I's 3 A M as I sit down in total darkness, hoping a light above my head will trigger something worthwhile to write. Apparently this time of the day is when my mind is as slowed down as it gets. I have chronic anemia and when I push myself too hard I pay the price, such is the case now. I'm like an old automobile with frayed interior, my paint is dull, the mechanical part still runs, a mite weaker, week by week. Rather I'd compare myself to an old, yet still reliable work truck. My engine, rear end, transmission makes a heap more noise, as it grunts and groans and shinny's. Them fancy new young trucks fly by me all shiny with their big ass tires all painted with tire black. Fricking stereos a blasting with music that makes me shiver. Headed somewhere and getting nowhere fast. What is it, that they raise their pick up trucks so high I could not get in one, if my life depended on it. I've been a pondering on buying me a newer pick up, my old one is a 93 model and tired just like me. It's
five speed and old Glen be tired of shifting them gears. I have been driving a van for several years and I grow tired of it. It's a 97 and maybe I should get into the new millennia. Then I started thinkin, I know, now all hells gonna break loose! My sister bought this Monte Carlo in 95. She drove it about six years then give it to me. It had been sittin for bout a year and was still to nice a car and it was red, yep a nice color I lika red, on any vehicle. Well now I fix it up and drive it for a few months. It fit my big posterior real good. I like the way it drove, yes I did! Around this time my momma's old citation went ka-put. She needed wheels, and I had that one extra so I gave her that pretty Monte Carlo. She drove it about ten years and don't drive anymore. So It's been parked here at my house for over a year. I'm thinkin about bringing it back to life once again, slapping a new paint job on it. Why? It has a history you see. It's been in the family for a lot of years. My mother drove it maybe twice a week to get her hair done and to the grocery store. Interior is still new like from seat covers being on it. The body shows no rust. Sun has taken it's toil, body creaks and groans just like mine.
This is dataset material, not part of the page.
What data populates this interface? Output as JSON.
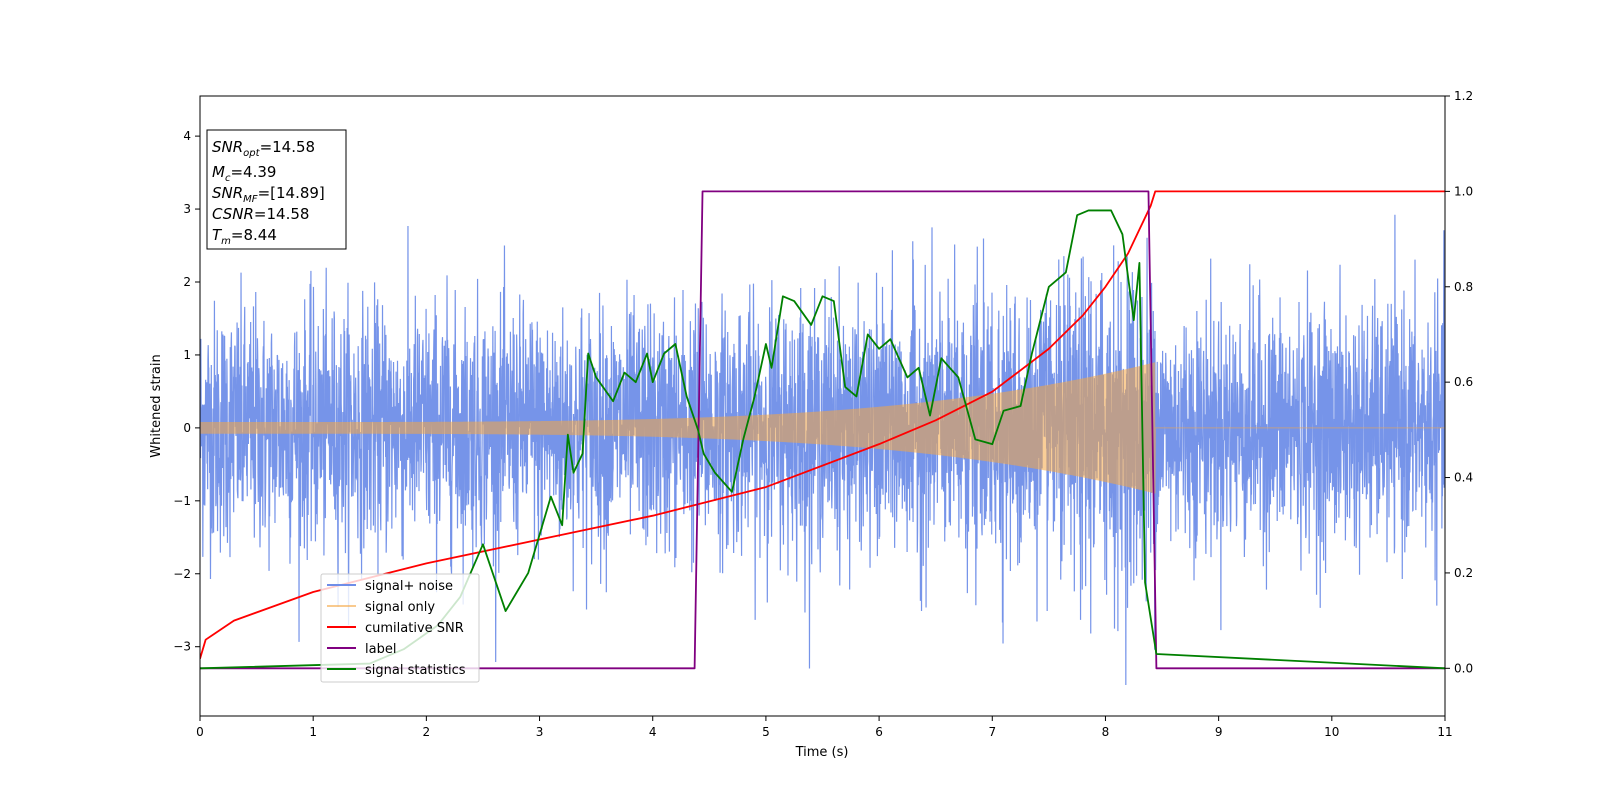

I certainly can afford a new pick up but that's not the point here. I would look good in my shiny new toy. As one ages one learns to appreciate certain things in life. It becomes about life itself. I have not one iota of doubt that driving that old car with family history well . . . it would just feel right! I could make this old car like new again, but it's the love the history it holds, just feels right!
THIS LITTLE STREAM OF CONSCIOUSNESS IS WHAT I LOVE. SIT DOWN BEFORE BEDTIME AND AWAY I GO. IT JUST FEELS RIGHT!